Glaucoma is one of the most notorious eye diseases out there. That’s why it earned the nickname, “The Silent Thief of Sight”. Here’s why.
Glaucoma is a disease that damages your optic nerve. Your optic nerve sends the information detected by your eye to your brain. Although the optic nerve is made up of a thick and tough tissue, when damaged it’s not repairable.
Glaucoma is generally associated with high eye pressure. This pressure in the eye presses on the optic nerve harder and harder as it builds up, taking away vision.
The classic form of glaucoma is open-angle glaucoma, in which the build up of pressure is slow and gradual. This occurs when the interior drainage system is not draining as fast as fluid is entering.
Another more dangerous, form of glaucoma is known as closed-angle glaucoma. This occurs when that drainage system becomes blocked. This leaves no room for any fluid to escape.
This rare form of glaucoma causes vision loss to be much more rapid. Symptoms include headaches, severe pain, and blurriness.
In rare cases, glaucoma can occur without an increase in intraocular pressure.

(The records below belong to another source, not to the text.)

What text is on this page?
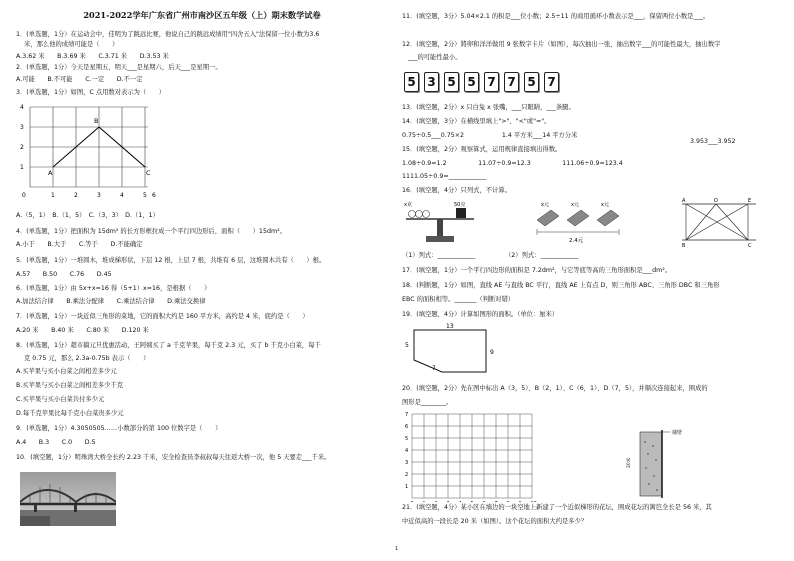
2021-2022学年广东省广州市南沙区五年级（上）期末数学试卷
1．(单选题，1分）在运动会中，佳明为了跳远比赛，他说自己的跳远成绩用"四舍五入"法保留一位小数为3.6
米，那么他的成绩可能是（　　）
A.3.62 米　　B.3.69 米　　C.3.71 米　　D.3.53 米
2．(单选题，1分）今天是星期五，明天___是星期六，后天___是星期一。
A.可能　　B.不可能　　C.一定　　D.不一定
3．(单选题，1分）如图，C 点用数对表示为（　　）
A
B
C
4
3
2
1
0	1	2	3	4	5 6
A.（5，1）　B.（1，5）　C.（3，3）　D.（1，1）
4．(单选题，1分）把面积为 15dm² 的长方形框拉成一个平行四边形后，面积（　　）15dm²。
A.小于　　B.大于　　C.等于　　D.不能确定
5．(单选题，1分）一堆圆木，堆成梯形状，下层 12 根，上层 7 根，共堆有 6 层，这堆圆木共有（　　）根。
A.57　　B.50　　C.76　　D.45
6．(单选题，1分）由 5x+x=16 得（5+1）x=16，是根据（　　）
A.加法结合律　　B.乘法分配律　　C.乘法结合律　　D.乘法交换律
7．(单选题，1分）一块近似三角形的菜地，它的面积大约是 160 平方米，高约是 4 米，底约是（　　）
A.20 米　　B.40 米　　C.80 米　　D.120 米
8．(单选题，1分）超市搞元旦优惠活动，王阿姨买了 a 千克苹果，每千克 2.3 元，买了 b 千克小白菜，每千
克 0.75 元，那么 2.3a-0.75b 表示（　　）
A.买苹果与买小白菜之间相差多少元
B.买苹果与买小白菜之间相差多少千克
C.买苹果与买小白菜共付多少元
D.每千克苹果比每千克小白菜贵多少元
9．(单选题，1分）4.3050505……小数部分的第 100 位数字是（　　）
A.4　　B.3　　C.0　　D.5
10．(填空题，1分）明珠湾大桥全长约 2.23 千米，安全检查员李叔叔每天往返大桥一次，他 5 天要走___千米。
11．(填空题，3分）5.04×2.1 的积是___位小数；2.5÷11 的商用循环小数表示是___，保留两位小数是___。
12．(填空题，2分）將卵和洋洋做用 9 张数字卡片（如图），每次抽出一张，抽出数字___的可能性最大，抽出数字
___的可能性最小。
5 3 5 5 7 7 5 7
13．(填空题，2分）x 只白兔 x 张嘴，___只眼睛，___条腿。
14．(填空题，3分）在横线里填上">"、"<"或"="。
0.75÷0.5___0.75×2　　　　　　1.4 平方米___14 平方分米
3.953___3.952
15．(填空题，2分）观察算式，运用规律直接填出得数。
1.08÷0.9=1.2　　　　　11.07÷0.9=12.3　　　　　111.06÷0.9=123.4
1111.05÷0.9=____________
16．(填空题，4分）只列式，不计算。
x克	50克	x元	x元	x元
2.4元
A	D	E
B	C
（1）列式：____________	（2）列式：____________
17．(填空题，1分）一个平行四边形的面积是 7.2dm²，与它等底等高的三角形面积是___dm²。
18．(判断题，1分）如图，直线 AE 与直线 BC 平行，直线 AE 上有点 D，则三角形 ABC、三角形 DBC 和三角形
EBC 的面积相等。_______（判断对错）
19．(填空题，4分）计算如图形的面积。（单位：厘米）
13
5
9
7
20．(填空题，2分）先在图中标出 A（3，5）、B（2，1）、C（6，1）、D（7，5），并顺次连接起来，围成的
图形是________。
7
6
5
4
3
2
1
墙壁
20米
21．(填空题，4分）某小区在墙边的一块空地上新建了一个近似梯形的花坛，围成花坛的篱笆全长是 56 米，其
中近似高的一段长是 20 米（如图）。这个花坛的面积大约是多少？
1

This form is normal tension glaucoma. This may happen because the patient’s optic nerve is more fragile than normal. As a result, even normal eye pressure is too much.
Glaucoma has no noticeable symptoms, except vision loss. Again, when you lose sight from glaucoma, there’s no getting it back.
Glaucoma can be tested for with a method called tonometry. Tonometry tests for abnormal eye pressure. There are two versions of tonometry: applanation tonometry and no contact tonometry.
Applanation tonometry numbs the eye and then uses an instrument to press into the cornea. This tests to see how much pressure will flatten the cornea. This type of tonometry is more involved, so it is not as popular as no contact tonometry.
No contact tonometry is the classic “puff of air” test that people dread so much during eye exams. This test involves blowing a concentrated puff of air into the patient’s eye. No contact tonometry is harmless, but it can be startling.
Since glaucoma has no noticeable symptoms, it is important to be proactive in your eye care. Schedule an annual check up with Vision Care of Maine in Bangor!
Not only is the damage done by glaucoma permanent, but the disease never goes away. Though it can’t fully be cured, glaucoma is manageable.
Treatment usually comes in the form of eye drops, though some people may prefer or need to use pills. In either case, the medication lowers eye pressure.
This is accomplished through slowing down production of fluid or relaxing eye muscles. For best results, both medications may get combined and taken together.